Anti-adipogenic Constituents from Dioscorea opposita in 3T3-L1 Cells

We previously reported the lipase inhibitory activity of the n-BuOH fraction of Dioscorea opposita (DOB) and its isolates. This study sought to evaluate their anti-adipogenic activity in terms of their effects on the adipogenic transcription factors peroxisome proliferator-activated receptor gamma (PPAR gamma) and CCAAT/enhancer binding protein alpha (C/EBP alpha) as well as phosphorylated AMP-activated protein kinase (p-AMPK) and carnitine palmitoyl transferase-1 (CPT-1).

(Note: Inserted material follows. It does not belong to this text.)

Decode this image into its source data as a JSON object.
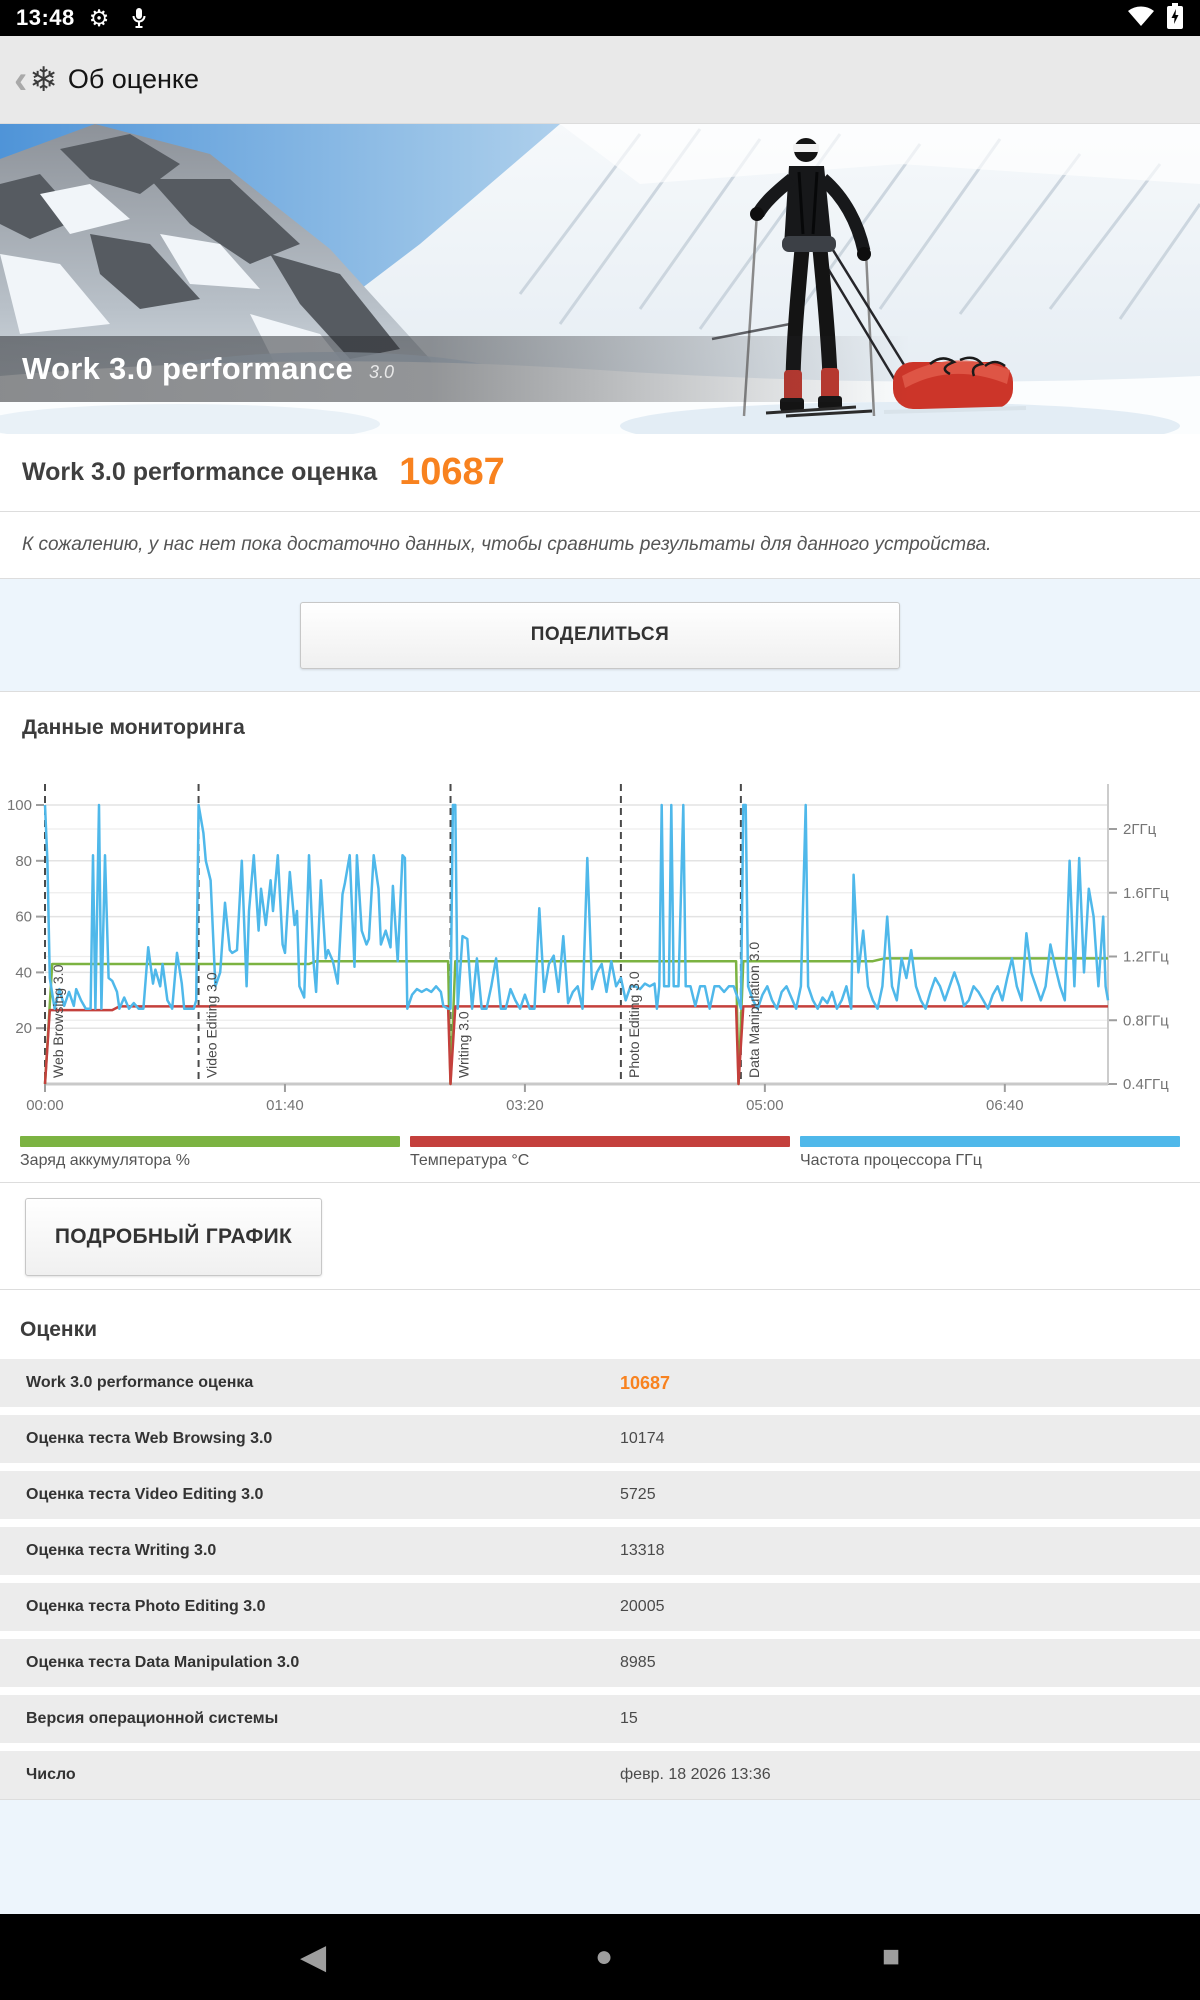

DOB apparently attenuated 3T3-L1 adipocyte differentiation (33.6% decrease at 20 mu g/mL). In addition, a marked decrease (90.4%) in the expression of PPAR gamma was observed in the DOB-treated 3T3-L1 cells. Four isolates from DOB: (4E,6E)-1,7-bis(4-hydroxyphenyl)-4,6-heptadien-3-one (1), (3R,5R)-1,7-bis(4-hydroxy-3-methoxyphenyl)-3,5-heptanediol (2), batatasin I (3), and (1E,4E,6E)-1,7-bis(4-hydroxyphenyl)-1,4,6-heptatrien-3-one (4), suppressed adipocyte differentiation by inhibiting PPAR gamma at 20 mu M (85.9%, 68.6%, 76.2%, and 90.2% decrease, respectively) and C/EBP alpha (51.7%, 3.1%, 20.9%, and 59.8% decrease, respectively). Batatasin I was found to increase p-AMPK and CPT-1 at a concentration of 20 mu M in 3T3-L1 adipocytes, resulting in inhibiting adipogenesis. Taken together, batatasin I might be responsible for the anti-adipogenic effect of DOB via inhibition of PPAR gamma and C/EBP alpha and activation of p-AMPK and CPT-1.